Luteinizing Hormone (LH) is the hormone that surges 12-24 hours before you ovulate and it is this hormone which is responsible for the release of the egg from the ovaries into the fallopian tube. LH tests AKA Ovulation tests/Ovulation Prediction Kits (OPKs) and fertility monitors such as the Clear blue fertility monitor (see review here) are used to pin point this surge and can help to predict impending ovulation.

 

More about Estrogen:

Estrogen helps to build up the lining of your uterus. This lining is essential as it is what feeds and supports a fertilised egg once it has attached. When talking about fertility, estrogen is often referred to as estradiol and it is produced by the follicles which develop on the ovaries at the start of the menstrual cycle.  As a woman gets closer to ovulation the levels of estrogen increase as the dominant follicle takes over production. An increase in estrogen levels can indicate that the follicle is mature and ready for release.

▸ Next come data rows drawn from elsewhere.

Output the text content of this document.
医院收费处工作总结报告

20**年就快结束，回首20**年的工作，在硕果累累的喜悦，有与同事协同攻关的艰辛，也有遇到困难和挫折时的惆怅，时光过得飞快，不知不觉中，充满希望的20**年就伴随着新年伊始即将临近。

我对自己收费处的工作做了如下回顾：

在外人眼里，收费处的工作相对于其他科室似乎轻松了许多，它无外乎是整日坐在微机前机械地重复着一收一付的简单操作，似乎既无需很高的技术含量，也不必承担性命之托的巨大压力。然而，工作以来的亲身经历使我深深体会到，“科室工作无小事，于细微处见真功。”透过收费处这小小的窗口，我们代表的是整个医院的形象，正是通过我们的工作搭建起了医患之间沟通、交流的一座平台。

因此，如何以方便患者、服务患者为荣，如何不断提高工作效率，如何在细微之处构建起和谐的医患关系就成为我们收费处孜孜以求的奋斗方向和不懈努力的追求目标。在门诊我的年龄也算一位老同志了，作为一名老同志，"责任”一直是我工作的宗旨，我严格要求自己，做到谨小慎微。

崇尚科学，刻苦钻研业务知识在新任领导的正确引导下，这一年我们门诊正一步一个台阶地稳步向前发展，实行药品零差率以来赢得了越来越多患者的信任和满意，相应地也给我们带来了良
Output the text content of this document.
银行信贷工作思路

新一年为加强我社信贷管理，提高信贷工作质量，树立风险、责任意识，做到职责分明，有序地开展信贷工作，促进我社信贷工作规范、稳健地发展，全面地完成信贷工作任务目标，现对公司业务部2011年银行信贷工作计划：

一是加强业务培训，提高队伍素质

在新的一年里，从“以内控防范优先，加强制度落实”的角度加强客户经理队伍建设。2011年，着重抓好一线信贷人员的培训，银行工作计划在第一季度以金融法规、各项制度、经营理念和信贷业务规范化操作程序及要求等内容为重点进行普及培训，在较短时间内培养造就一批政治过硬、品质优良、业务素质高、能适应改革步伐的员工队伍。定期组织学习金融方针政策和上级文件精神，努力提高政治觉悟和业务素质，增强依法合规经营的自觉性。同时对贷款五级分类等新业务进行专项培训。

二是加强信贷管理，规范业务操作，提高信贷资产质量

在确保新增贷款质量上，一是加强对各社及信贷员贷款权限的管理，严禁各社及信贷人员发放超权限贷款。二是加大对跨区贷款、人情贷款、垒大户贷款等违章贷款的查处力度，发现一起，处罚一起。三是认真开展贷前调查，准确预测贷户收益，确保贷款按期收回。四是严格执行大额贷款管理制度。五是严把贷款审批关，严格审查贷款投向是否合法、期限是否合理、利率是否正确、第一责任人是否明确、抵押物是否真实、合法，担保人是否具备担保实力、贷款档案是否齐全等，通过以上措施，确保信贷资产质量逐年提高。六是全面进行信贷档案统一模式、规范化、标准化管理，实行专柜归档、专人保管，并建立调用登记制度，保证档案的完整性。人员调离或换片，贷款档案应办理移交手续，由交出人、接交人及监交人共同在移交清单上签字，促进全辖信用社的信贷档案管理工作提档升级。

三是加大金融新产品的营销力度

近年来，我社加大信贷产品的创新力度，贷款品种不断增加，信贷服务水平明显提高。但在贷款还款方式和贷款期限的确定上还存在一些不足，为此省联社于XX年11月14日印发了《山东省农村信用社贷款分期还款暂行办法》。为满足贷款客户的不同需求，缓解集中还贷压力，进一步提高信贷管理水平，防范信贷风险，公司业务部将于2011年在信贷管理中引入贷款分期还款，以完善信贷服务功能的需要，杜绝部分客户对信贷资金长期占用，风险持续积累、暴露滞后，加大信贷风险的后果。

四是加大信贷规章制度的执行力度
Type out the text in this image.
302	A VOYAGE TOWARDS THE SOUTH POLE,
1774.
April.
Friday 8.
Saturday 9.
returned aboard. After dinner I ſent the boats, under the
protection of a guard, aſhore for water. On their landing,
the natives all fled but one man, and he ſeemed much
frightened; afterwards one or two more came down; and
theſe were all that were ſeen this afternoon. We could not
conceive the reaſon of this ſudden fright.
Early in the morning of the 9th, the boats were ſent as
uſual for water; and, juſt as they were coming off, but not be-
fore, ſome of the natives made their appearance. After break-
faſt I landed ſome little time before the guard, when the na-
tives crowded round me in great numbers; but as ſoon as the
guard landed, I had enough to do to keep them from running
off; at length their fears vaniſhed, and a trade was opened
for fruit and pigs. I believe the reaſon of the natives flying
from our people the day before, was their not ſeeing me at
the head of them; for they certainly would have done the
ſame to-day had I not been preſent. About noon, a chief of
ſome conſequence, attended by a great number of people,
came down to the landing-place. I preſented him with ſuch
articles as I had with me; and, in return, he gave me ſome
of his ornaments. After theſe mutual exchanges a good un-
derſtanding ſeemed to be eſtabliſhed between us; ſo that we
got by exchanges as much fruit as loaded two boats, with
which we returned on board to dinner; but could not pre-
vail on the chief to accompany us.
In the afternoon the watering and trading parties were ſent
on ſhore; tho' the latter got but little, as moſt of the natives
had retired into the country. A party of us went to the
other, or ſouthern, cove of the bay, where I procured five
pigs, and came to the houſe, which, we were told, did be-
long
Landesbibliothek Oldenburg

This higher level of estrogen also stimulates a rise in LH (Luteinizing Hormone) which should lead to the release of the egg from the ovary. Estrogen also stimulates the cervix to produce more fertile cervical mucus which is watery and preferably stretchy (like egg white). This fertile cervical mucus is vital to ease the passage of the sperm to the fallopian tubes from the vagina. Higher levels of estrogen also results in the cervix becoming soft and more open to allow sperm to enter.

More about Luteinizing Hormone (LH):

Luteinizing Hormone (LH) peaks just before the egg is releases from the ovary. It is the hormone that stimulates the egg to rupture out of the ovarian sac. The surge in LH may be detected in your urine by using LH tests AKA ovulation tests or Ovulation Prediction Kits (OPKs). A positive LH test may indicate that a woman will ovulate within 12-24 hrs. LH levels rise and fall over a 24-48 hr period and may remain high the day of ovulation. A rise in LH occurs in the morning but cannot be detected for 4-6 hrs so doing an LH test in the morning is not ideal . It is recommended to test later on in the afternoon/early evening for this reason. If you are using a test strip then the test line needs to be as dark or darker than the control line. Below is an example of a positive test.

 

As a woman always has LH in her system in small amounts there will always be a test line on the test. It is how dark the line is that is important to detect a surge.  LH tests are very useful in warning a woman of impending ovulation. You should never totally rely on LH tests to predict ovulation however. You need to correlate test results with your fertile signs e.g. the appearance and texture of your cervical mucus. They may be particularly helpful if your temperature chart is confusing. If a woman has long and irregular cycles then the most well-known high street brands (e.g. clear blue) can prove very expensive. The cheaper ovulation test strips are just as effective and you may purchase as many as 50 here for around £7 – See product page here.

More about Progesterone:

Progesterone levels increase following the release of the egg from the ovary i.e. the luteal phase of the menstrual cycle. Before a woman ovulates, she will have progesterone in her system but levels are low.  Following ovulation, Progesterone is produced by the empty sac left behind on the ovary by the released egg (the corpus luteum). Progesterone levels increase quite dramatically and these higher levels are vital in maintaining and building the uterus lining in preparation for a fertilised egg. If a woman falls pregnant then progesterone levels remain high until she gives birth. Progesterone is a warming hormone and an increase in levels may be detected by recording your Basal Body Temperature (BBT) using a BBT ovulation thermometer (a digital thermometer).  Progesterone levels cause a woman’s BBT to remain high throughout her pregnancy.